The situation as it stands is that the British Government are seeking to impose upon Egypt a sort of tame administration which will look something like independence, and be nothing of the sort. The native Egyptians persist in their demand for independence; and hence, cavalry charges, fusillades, riots and birchings.
The British Press, with its characteristic impudence (and still more characteristic confidence in the gullibility of its public), seeks to represent the present disturbances as purely directed against Greeks. It carefully conceals the fact that such “Greeks” as there are in Cairo and Alexandria are large employers of labour and their hangers on, so that anything of the nature of proletarian unrest must take the form of hostility to “Greeks” and other “foreigners” to Egypt. Moreover the maintenance of British Rule demands a close solidarity between the agents of that Rule and the financial interests—be they Greek or Barbarian—which provide the only soul actuating its vile body.

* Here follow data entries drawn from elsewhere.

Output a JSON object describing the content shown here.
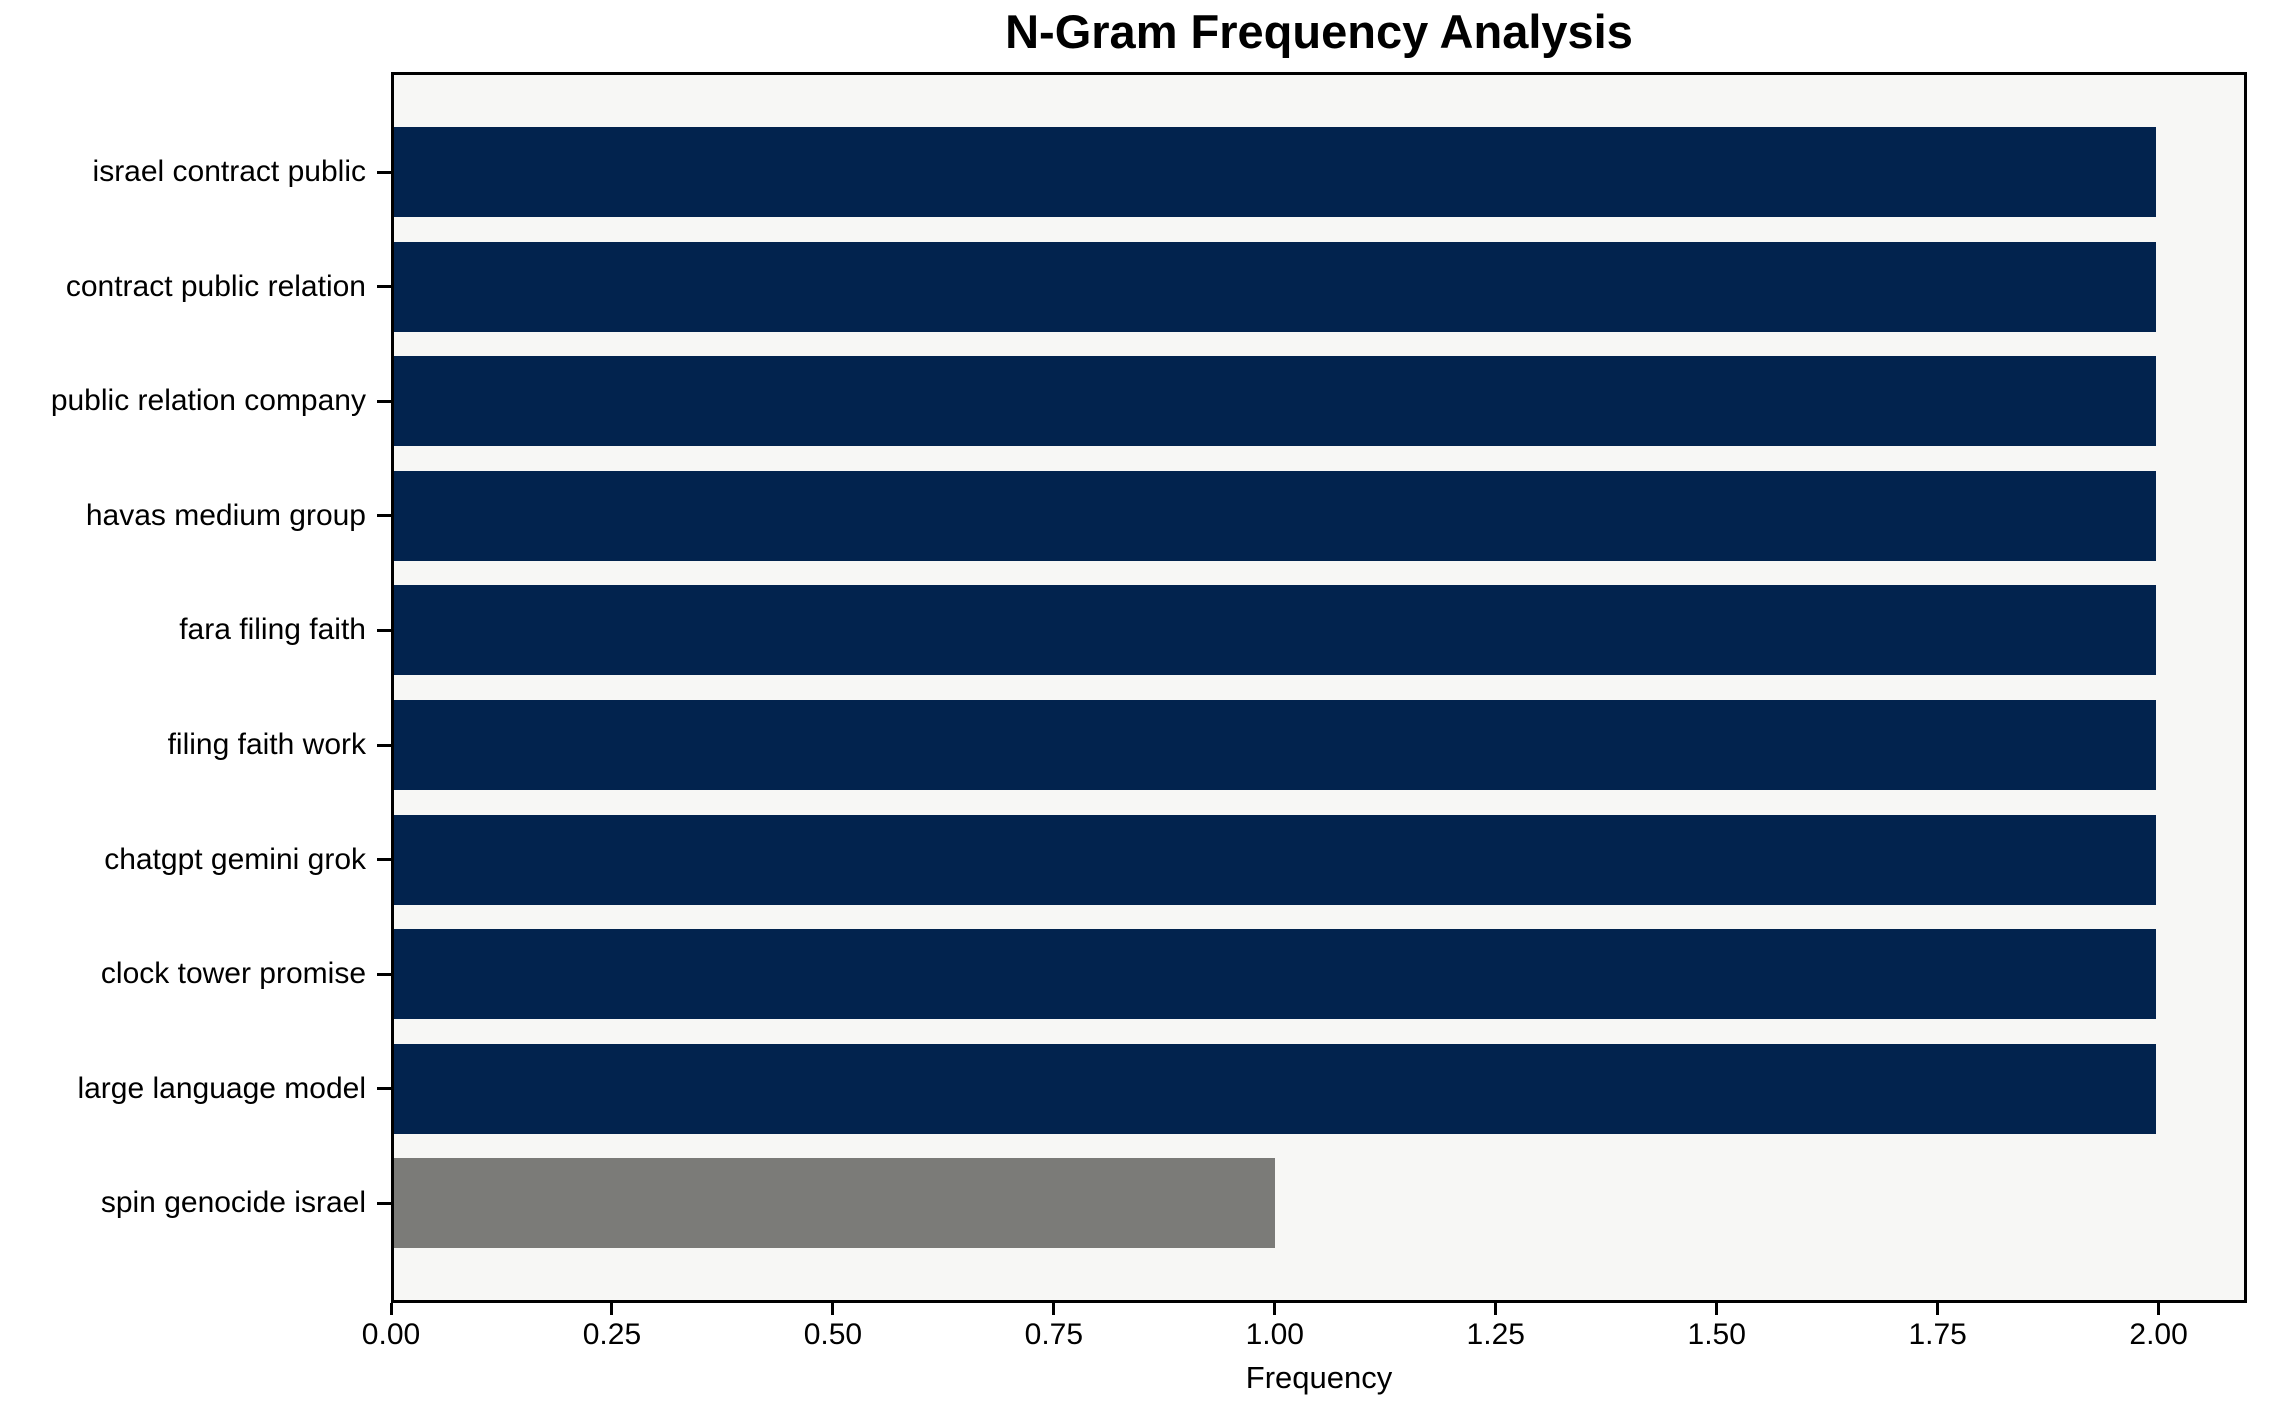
{
  "chart_data": {
    "type": "bar",
    "orientation": "horizontal",
    "title": "N-Gram Frequency Analysis",
    "xlabel": "Frequency",
    "ylabel": "",
    "categories": [
      "israel contract public",
      "contract public relation",
      "public relation company",
      "havas medium group",
      "fara filing faith",
      "filing faith work",
      "chatgpt gemini grok",
      "clock tower promise",
      "large language model",
      "spin genocide israel"
    ],
    "values": [
      2,
      2,
      2,
      2,
      2,
      2,
      2,
      2,
      2,
      1
    ],
    "bar_colors": [
      "#02234e",
      "#02234e",
      "#02234e",
      "#02234e",
      "#02234e",
      "#02234e",
      "#02234e",
      "#02234e",
      "#02234e",
      "#7b7b78"
    ],
    "xlim": [
      0,
      2.1
    ],
    "xticks": [
      0.0,
      0.25,
      0.5,
      0.75,
      1.0,
      1.25,
      1.5,
      1.75,
      2.0
    ],
    "xtick_labels": [
      "0.00",
      "0.25",
      "0.50",
      "0.75",
      "1.00",
      "1.25",
      "1.50",
      "1.75",
      "2.00"
    ],
    "grid": false,
    "legend_position": "none",
    "plot_background": "#f7f7f5",
    "figure_background": "#ffffff",
    "spine_color": "#000000"
  }
}
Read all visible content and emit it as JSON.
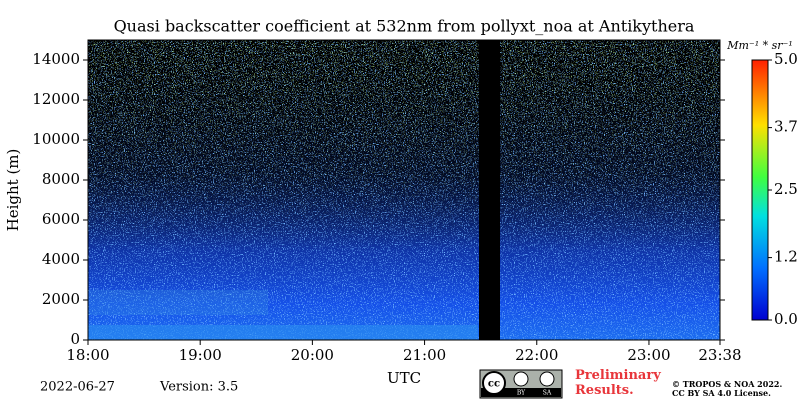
{
  "chart_data": {
    "type": "heatmap",
    "title": "Quasi backscatter coefficient at 532nm from pollyxt_noa at Antikythera",
    "x_label": "UTC",
    "y_label": "Height (m)",
    "xlim": [
      18,
      23.6333
    ],
    "xticks": [
      {
        "value": 18,
        "label": "18:00"
      },
      {
        "value": 19,
        "label": "19:00"
      },
      {
        "value": 20,
        "label": "20:00"
      },
      {
        "value": 21,
        "label": "21:00"
      },
      {
        "value": 22,
        "label": "22:00"
      },
      {
        "value": 23,
        "label": "23:00"
      },
      {
        "value": 23.6333,
        "label": "23:38"
      }
    ],
    "ylim": [
      0,
      15000
    ],
    "yticks": [
      0,
      2000,
      4000,
      6000,
      8000,
      10000,
      12000,
      14000
    ],
    "colorbar_label": "Mm⁻¹ * sr⁻¹",
    "clim": [
      0,
      5
    ],
    "cticks": [
      {
        "value": 0,
        "label": "0.0"
      },
      {
        "value": 1.2,
        "label": "1.2"
      },
      {
        "value": 2.5,
        "label": "2.5"
      },
      {
        "value": 3.7,
        "label": "3.7"
      },
      {
        "value": 5,
        "label": "5.0"
      }
    ]
  },
  "footer": {
    "date": "2022-06-27",
    "version": "Version: 3.5",
    "preliminary": "Preliminary Results.",
    "license_badge": [
      "cc",
      "BY",
      "SA"
    ],
    "copyright": [
      "© TROPOS & NOA 2022.",
      "CC BY SA 4.0 License."
    ]
  }
}
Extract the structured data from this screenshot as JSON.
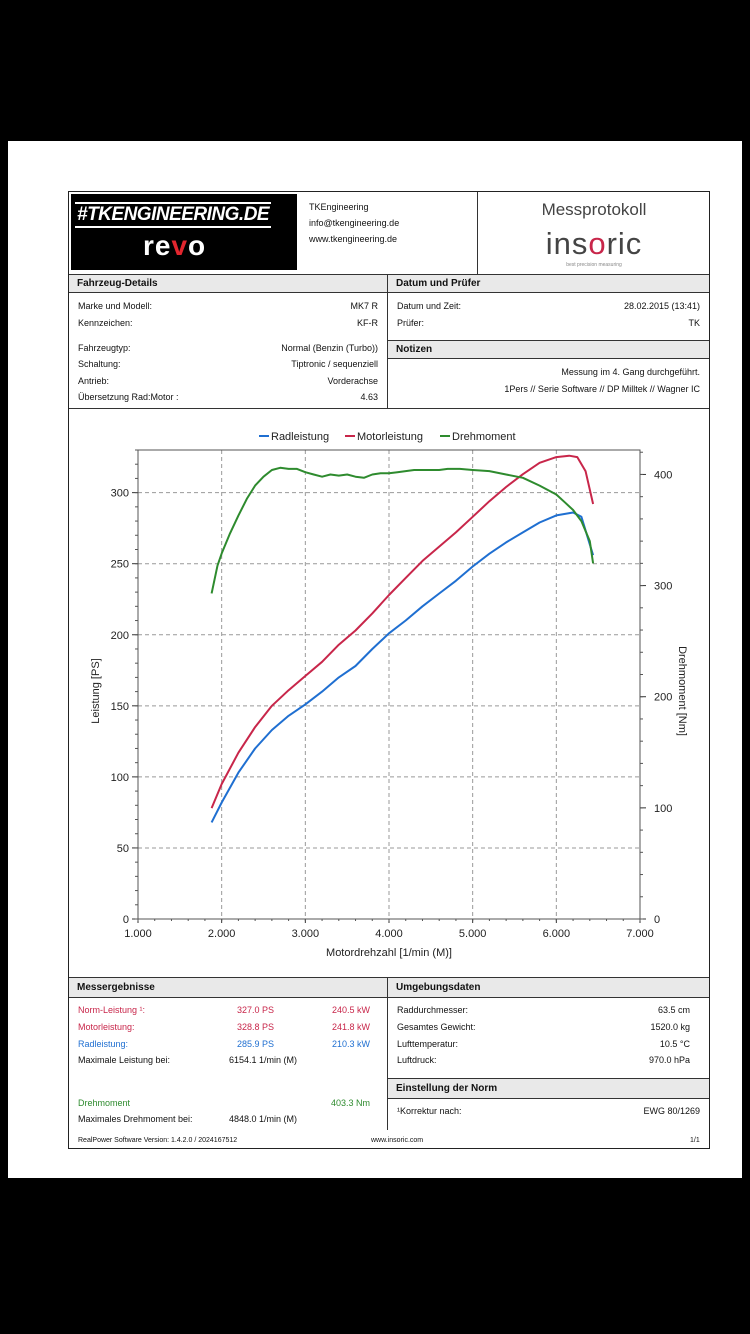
{
  "header": {
    "logo_tk": "#TKENGINEERING.DE",
    "logo_revo": "revo",
    "contact_name": "TKEngineering",
    "contact_email": "info@tkengineering.de",
    "contact_web": "www.tkengineering.de",
    "title": "Messprotokoll",
    "brand": "insoric",
    "brand_tagline": "best precision measuring"
  },
  "vehicle": {
    "title": "Fahrzeug-Details",
    "rows": [
      {
        "label": "Marke und Modell:",
        "value": "MK7 R"
      },
      {
        "label": "Kennzeichen:",
        "value": "KF-R"
      },
      {
        "label": "Fahrzeugtyp:",
        "value": "Normal (Benzin (Turbo))"
      },
      {
        "label": "Schaltung:",
        "value": "Tiptronic / sequenziell"
      },
      {
        "label": "Antrieb:",
        "value": "Vorderachse"
      },
      {
        "label": "Übersetzung Rad:Motor :",
        "value": "4.63"
      }
    ]
  },
  "date": {
    "title": "Datum und Prüfer",
    "rows": [
      {
        "label": "Datum und Zeit:",
        "value": "28.02.2015 (13:41)"
      },
      {
        "label": "Prüfer:",
        "value": "TK"
      }
    ]
  },
  "notes": {
    "title": "Notizen",
    "line1": "Messung im 4. Gang durchgeführt.",
    "line2": "1Pers // Serie Software // DP Milltek // Wagner IC"
  },
  "chart_data": {
    "type": "line",
    "xlabel": "Motordrehzahl [1/min (M)]",
    "ylabel": "Leistung [PS]",
    "y2label": "Drehmoment [Nm]",
    "xlim": [
      1000,
      7000
    ],
    "ylim": [
      0,
      330
    ],
    "y2lim": [
      0,
      422
    ],
    "x_ticks": [
      "1.000",
      "2.000",
      "3.000",
      "4.000",
      "5.000",
      "6.000",
      "7.000"
    ],
    "y_ticks": [
      "0",
      "50",
      "100",
      "150",
      "200",
      "250",
      "300"
    ],
    "y2_ticks": [
      "0",
      "100",
      "200",
      "300",
      "400"
    ],
    "grid": true,
    "legend": "top",
    "series": [
      {
        "name": "Radleistung",
        "axis": "left",
        "color": "#1f6fd1",
        "x": [
          1880,
          2000,
          2200,
          2400,
          2600,
          2800,
          3000,
          3200,
          3400,
          3600,
          3800,
          4000,
          4200,
          4400,
          4600,
          4800,
          5000,
          5200,
          5400,
          5600,
          5800,
          6000,
          6200,
          6300,
          6440
        ],
        "y": [
          68,
          82,
          103,
          120,
          133,
          143,
          151,
          160,
          170,
          178,
          190,
          201,
          210,
          220,
          229,
          238,
          248,
          257,
          265,
          272,
          279,
          284,
          286,
          283,
          256
        ]
      },
      {
        "name": "Motorleistung",
        "axis": "left",
        "color": "#c8264a",
        "x": [
          1880,
          2000,
          2200,
          2400,
          2600,
          2800,
          3000,
          3200,
          3400,
          3600,
          3800,
          4000,
          4200,
          4400,
          4600,
          4800,
          5000,
          5200,
          5400,
          5600,
          5800,
          6000,
          6154,
          6250,
          6350,
          6440
        ],
        "y": [
          78,
          95,
          117,
          135,
          150,
          161,
          171,
          181,
          193,
          203,
          215,
          228,
          240,
          252,
          262,
          272,
          283,
          294,
          304,
          313,
          321,
          325,
          326,
          325,
          315,
          292
        ]
      },
      {
        "name": "Drehmoment",
        "axis": "right",
        "color": "#2e8b2e",
        "x": [
          1880,
          1950,
          2000,
          2100,
          2200,
          2300,
          2400,
          2500,
          2600,
          2700,
          2800,
          2900,
          3000,
          3100,
          3200,
          3300,
          3400,
          3500,
          3600,
          3700,
          3800,
          3900,
          4000,
          4100,
          4200,
          4300,
          4400,
          4500,
          4600,
          4700,
          4848,
          5000,
          5200,
          5400,
          5600,
          5800,
          6000,
          6100,
          6200,
          6300,
          6400,
          6440
        ],
        "y": [
          293,
          318,
          329,
          347,
          363,
          378,
          390,
          398,
          404,
          406,
          405,
          405,
          402,
          400,
          398,
          400,
          399,
          400,
          398,
          397,
          400,
          401,
          401,
          402,
          403,
          404,
          404,
          404,
          404,
          405,
          405,
          404,
          403,
          400,
          397,
          390,
          382,
          375,
          368,
          358,
          340,
          320
        ]
      }
    ]
  },
  "results": {
    "title": "Messergebnisse",
    "norm_label": "Norm-Leistung ¹:",
    "norm_ps": "327.0 PS",
    "norm_kw": "240.5 kW",
    "motor_label": "Motorleistung:",
    "motor_ps": "328.8 PS",
    "motor_kw": "241.8 kW",
    "rad_label": "Radleistung:",
    "rad_ps": "285.9 PS",
    "rad_kw": "210.3 kW",
    "max_power_label": "Maximale Leistung bei:",
    "max_power_value": "6154.1 1/min (M)",
    "torque_label": "Drehmoment",
    "torque_value": "403.3 Nm",
    "max_torque_label": "Maximales Drehmoment bei:",
    "max_torque_value": "4848.0 1/min (M)"
  },
  "environment": {
    "title": "Umgebungsdaten",
    "rows": [
      {
        "label": "Raddurchmesser:",
        "value": "63.5 cm"
      },
      {
        "label": "Gesamtes Gewicht:",
        "value": "1520.0 kg"
      },
      {
        "label": "Lufttemperatur:",
        "value": "10.5 °C"
      },
      {
        "label": "Luftdruck:",
        "value": "970.0 hPa"
      }
    ]
  },
  "norm": {
    "title": "Einstellung der Norm",
    "label": "¹Korrektur nach:",
    "value": "EWG 80/1269"
  },
  "footer": {
    "version": "RealPower Software Version: 1.4.2.0 / 2024167512",
    "url": "www.insoric.com",
    "page": "1/1"
  }
}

Whether at home in Britain or beyond the sea in Ireland, Egypt or India the record of “English ideas of Government” is the same. For those who have all that there is to have—yea and more a1so! From those who have not shall be taken away even the hope which is all they have!
In the dark days of the war nothing provoked official British indignation so much as the suggestion that the Germans really thought themselves able to rule the earth better than anybody else. In the dark days of the peace nothing provokes the same indignant wrath so much as a suggestion that the British Empire is not able to rule everybody better than they can possibly do it themselves. This is the Pax Britannica before which the Morning Post burns incense and at whose shrine “Thy Servant Alfred” functions as Grand Lama!
Not until the Proletarians of Britain learn to respect themselves as men should will there be a chance of relief from the greatest and most disgusting humbug that ever reared it shame blatant over all the earth.